The Athens News recommends that gardeners with arthritis choose plants that are low-maintenance, so that their upkeep does not become a burden. Additionally, purchase tools with larger grips - if you have arthritic hands, you will be able to hold onto these pieces more easily. Use raised garden beds to avoid routinely bending already aching knees, or try gardening using containers that you can place on your kitchen table or countertops.

2. Knitting, stitching and sewing

While it might seem unlikely, it is possible to continue your needlework passion while you deal with your arthritis. According to the Arthritis Foundation, you just need to look at the hobby like it is a sport - you should always warm up and try not to practice it for long periods of time so that you do not hurt yourself. In order to prepare for your hobby, the Arthritis Foundation suggests placing your hands in warm water to loosen and relax your joints.

Instead of heavy metal needles, use ones made from bamboo or birch when you knit. They are extremely lightweight materials and will put less stress on your fingers. You should also knit flat on a circular needle at all times - instead of resting on your sore wrists, the weight of whatever you’re knitting will fall on your lap. For cross-stitching, use thimbles made of leather or rubber for traction.

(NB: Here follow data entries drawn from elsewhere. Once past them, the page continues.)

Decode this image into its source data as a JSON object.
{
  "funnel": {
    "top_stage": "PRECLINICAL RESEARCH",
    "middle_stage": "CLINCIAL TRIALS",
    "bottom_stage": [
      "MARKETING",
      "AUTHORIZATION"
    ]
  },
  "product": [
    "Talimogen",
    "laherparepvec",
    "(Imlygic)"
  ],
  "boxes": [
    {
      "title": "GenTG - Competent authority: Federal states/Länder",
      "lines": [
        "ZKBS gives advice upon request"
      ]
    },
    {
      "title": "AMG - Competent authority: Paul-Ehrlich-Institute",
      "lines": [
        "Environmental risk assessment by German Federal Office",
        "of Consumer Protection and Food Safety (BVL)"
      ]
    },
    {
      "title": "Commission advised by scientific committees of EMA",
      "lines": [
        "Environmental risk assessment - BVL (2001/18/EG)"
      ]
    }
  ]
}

Use embroidery hoops that have clamps so you can attach them to furniture, allowing you to relax your grip on the hoop and therefore saving your joints from some added stress.

3. Cooking and baking

This is a great hobby for people trying to manage their arthritis symptoms. Furthermore, it can be picked up at any age, so even if you have not spent too much time in the kitchen, it is not too late to start. Even if your condition prevents you from kneading dough or hand mixing something thoroughly, there are a plethora of new kitchen tools that can help you become a master chef.

According to The Athens News, food processors, stand mixers, bread machines and ergonomic spoons can help you get through even the toughest recipes. Starting a cooking hobby is not only a great way to pass the time, but it can benefit your health as well. Experiment with healthy recipes or update some of your favorite treats with more nutritious ingredients.